The festival had been forced to cancel its 2020 edition due to the COVID-19 pandemic, and hosted an online edition this year. Keynote speakers included Stacey Abrams, Willie Nelson, Pete Buttigieg, Priya Parker and Charles Yu. The festival began on Tuesday, March 16, with JAMBINAI, TV Priest, Holy Fuck and more. March 17 saw sets from Altin Gün, TENGGER and Yung Tate, while The Reverend Peyton, Enola Gay, Great Peacock, Sinead O’Brien, Drug Store Romeos, No Joy and Babeheaven performed on March 18. March 19 hosted ALMA, Squid, Blushin, Anna B. Savage, Otoboke and many more. Saturday, March 20 featured sets from Iceage, Sir Woman and more.
2020’s SXSW had been canceled just a week before the event was scheduled to begin, and had been one of the first cancellations due to the COVID-19 pandemic. 2021’s digital event began on March 16 and ended on March 20. Another difference in the 2021 edition of the festival was that the lineup had been curated by programming staff, rather than the usual application process that had been used in past years.

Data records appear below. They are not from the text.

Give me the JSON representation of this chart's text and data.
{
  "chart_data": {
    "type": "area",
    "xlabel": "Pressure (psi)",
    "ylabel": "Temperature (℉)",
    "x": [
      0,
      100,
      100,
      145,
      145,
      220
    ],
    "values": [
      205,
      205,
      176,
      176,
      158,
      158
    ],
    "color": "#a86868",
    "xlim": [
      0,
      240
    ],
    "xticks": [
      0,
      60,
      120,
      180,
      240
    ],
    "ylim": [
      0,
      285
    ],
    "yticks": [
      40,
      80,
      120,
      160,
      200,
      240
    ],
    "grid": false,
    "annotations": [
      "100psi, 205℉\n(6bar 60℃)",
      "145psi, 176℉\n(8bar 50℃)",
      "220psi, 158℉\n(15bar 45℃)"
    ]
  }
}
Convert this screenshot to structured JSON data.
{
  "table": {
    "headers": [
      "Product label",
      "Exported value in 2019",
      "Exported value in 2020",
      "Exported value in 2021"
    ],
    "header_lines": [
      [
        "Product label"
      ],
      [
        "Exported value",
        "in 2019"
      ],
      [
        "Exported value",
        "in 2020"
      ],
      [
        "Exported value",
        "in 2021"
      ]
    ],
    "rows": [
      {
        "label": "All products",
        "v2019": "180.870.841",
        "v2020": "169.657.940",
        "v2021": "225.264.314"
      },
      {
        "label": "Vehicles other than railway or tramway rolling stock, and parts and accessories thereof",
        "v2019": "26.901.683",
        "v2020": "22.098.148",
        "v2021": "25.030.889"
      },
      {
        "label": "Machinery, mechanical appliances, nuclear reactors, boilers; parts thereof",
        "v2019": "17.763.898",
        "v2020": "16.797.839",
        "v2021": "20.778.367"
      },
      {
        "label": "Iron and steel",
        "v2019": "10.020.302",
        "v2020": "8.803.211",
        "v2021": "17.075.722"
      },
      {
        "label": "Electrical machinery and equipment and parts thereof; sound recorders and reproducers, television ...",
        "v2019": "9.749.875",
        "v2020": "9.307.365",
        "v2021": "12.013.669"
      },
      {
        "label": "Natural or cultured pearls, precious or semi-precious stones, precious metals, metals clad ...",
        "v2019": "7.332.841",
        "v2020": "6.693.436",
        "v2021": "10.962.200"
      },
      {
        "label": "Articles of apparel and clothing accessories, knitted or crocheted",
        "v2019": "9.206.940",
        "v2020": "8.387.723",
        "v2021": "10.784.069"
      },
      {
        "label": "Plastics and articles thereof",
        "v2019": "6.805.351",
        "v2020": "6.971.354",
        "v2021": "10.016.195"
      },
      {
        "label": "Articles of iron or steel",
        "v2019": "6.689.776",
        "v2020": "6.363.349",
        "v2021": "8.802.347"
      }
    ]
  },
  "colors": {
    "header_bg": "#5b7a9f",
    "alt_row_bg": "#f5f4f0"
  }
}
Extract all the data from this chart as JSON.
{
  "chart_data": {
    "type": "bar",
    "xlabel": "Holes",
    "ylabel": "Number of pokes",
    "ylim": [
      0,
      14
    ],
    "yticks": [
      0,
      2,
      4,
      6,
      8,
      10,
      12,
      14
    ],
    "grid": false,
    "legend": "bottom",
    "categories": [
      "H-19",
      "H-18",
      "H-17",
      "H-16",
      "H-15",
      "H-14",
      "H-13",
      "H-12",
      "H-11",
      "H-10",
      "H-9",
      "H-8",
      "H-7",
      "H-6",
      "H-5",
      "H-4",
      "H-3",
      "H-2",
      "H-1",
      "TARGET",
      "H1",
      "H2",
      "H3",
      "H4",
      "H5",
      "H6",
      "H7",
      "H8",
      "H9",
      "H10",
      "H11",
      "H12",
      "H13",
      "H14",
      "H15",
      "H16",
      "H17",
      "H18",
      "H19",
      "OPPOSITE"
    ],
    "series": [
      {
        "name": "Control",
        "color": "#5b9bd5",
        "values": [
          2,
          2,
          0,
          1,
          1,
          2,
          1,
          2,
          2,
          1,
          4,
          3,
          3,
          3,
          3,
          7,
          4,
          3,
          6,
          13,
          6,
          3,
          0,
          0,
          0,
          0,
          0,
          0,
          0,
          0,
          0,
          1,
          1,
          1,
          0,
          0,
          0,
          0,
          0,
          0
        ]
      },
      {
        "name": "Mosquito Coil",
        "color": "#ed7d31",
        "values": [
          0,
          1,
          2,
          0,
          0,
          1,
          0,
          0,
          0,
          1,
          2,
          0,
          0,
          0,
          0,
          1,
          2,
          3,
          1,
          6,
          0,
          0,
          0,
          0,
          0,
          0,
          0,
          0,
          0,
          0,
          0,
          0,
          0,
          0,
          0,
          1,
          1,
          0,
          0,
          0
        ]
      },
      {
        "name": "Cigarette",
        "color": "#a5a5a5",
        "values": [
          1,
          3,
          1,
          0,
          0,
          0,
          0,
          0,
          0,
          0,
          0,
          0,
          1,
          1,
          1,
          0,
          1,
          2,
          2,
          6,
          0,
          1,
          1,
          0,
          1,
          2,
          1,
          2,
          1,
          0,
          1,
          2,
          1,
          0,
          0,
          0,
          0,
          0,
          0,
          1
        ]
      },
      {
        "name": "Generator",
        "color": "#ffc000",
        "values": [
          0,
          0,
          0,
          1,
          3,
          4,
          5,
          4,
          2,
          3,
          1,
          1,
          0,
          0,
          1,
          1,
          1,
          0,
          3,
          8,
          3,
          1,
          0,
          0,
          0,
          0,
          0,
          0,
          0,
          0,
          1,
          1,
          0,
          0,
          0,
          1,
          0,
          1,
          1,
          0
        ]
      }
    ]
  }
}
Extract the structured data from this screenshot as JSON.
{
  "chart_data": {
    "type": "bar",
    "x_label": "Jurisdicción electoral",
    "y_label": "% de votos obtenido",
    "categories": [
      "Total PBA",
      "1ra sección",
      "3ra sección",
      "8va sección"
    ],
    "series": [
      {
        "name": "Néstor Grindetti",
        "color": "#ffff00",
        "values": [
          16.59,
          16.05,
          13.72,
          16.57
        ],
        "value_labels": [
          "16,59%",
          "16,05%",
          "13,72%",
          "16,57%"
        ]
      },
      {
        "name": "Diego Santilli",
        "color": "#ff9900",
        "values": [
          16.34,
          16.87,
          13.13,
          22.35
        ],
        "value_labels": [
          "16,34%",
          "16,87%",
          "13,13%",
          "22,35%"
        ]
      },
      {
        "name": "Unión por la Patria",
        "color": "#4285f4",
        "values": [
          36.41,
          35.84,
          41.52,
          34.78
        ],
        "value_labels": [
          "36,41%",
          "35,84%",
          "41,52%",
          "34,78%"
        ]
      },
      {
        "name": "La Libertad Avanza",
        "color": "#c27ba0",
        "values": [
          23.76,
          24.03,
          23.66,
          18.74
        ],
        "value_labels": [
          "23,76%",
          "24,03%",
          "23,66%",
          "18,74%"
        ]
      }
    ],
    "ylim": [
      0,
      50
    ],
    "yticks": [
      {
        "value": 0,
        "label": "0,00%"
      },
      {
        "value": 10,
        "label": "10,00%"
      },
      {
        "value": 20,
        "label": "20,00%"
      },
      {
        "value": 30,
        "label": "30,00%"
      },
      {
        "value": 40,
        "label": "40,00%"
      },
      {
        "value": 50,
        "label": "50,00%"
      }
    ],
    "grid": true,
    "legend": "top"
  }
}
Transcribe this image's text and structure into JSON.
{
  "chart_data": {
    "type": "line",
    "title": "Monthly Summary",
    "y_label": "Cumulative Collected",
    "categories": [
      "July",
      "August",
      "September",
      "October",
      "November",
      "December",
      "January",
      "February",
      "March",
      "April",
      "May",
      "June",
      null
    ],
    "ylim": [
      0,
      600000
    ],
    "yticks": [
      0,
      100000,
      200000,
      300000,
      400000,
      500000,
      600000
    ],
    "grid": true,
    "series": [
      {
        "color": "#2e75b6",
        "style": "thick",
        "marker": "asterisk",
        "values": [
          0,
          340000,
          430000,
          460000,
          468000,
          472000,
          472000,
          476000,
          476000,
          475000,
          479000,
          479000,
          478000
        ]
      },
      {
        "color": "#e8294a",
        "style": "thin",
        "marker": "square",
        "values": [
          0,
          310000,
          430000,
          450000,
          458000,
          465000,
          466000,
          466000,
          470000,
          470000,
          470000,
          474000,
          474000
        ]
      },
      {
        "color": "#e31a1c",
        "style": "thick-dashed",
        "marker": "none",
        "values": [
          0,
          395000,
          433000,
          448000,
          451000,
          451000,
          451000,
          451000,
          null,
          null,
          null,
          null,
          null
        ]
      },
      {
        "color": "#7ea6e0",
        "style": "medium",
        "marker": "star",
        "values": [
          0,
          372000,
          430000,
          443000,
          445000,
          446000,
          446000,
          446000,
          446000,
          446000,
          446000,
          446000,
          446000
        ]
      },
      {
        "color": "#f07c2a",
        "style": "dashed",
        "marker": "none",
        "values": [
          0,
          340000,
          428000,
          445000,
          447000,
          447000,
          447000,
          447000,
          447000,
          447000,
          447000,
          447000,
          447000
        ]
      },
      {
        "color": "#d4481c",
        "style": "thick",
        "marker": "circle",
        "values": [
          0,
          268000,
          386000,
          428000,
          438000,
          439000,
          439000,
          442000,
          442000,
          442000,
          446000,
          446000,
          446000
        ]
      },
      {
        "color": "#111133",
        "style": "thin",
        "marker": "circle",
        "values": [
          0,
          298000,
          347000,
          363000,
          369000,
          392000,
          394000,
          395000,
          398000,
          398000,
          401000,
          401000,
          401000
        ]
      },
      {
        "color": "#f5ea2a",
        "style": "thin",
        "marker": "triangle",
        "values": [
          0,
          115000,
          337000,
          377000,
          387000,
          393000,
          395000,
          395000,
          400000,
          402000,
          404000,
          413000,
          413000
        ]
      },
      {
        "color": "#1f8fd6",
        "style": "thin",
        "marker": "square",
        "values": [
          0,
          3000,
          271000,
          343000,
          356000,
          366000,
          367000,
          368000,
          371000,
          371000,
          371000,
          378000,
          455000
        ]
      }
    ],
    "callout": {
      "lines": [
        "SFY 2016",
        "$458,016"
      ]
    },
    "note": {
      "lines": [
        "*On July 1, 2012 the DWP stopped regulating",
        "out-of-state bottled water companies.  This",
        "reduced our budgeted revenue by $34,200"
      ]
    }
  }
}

SXSW 2020 edition had some controversy after the festival refused to offer ticket refunds for those who had planned to go that year prior to its cancellation. Due to the cancellation not able to be covered under insurance, SXSW was unable to come up with the funds for refunds, as ticket prices had already been spent on the year’s event. Ticketholders were allowed to defer registration until 2021, 2022 or 2023. The pandemic also forced SXSW to lay off one-third of their year-round staff. Prior to the event’s official cancellation, Ozzy Osbourne made the decision to cancel his appearance due to the threat of the pandemic.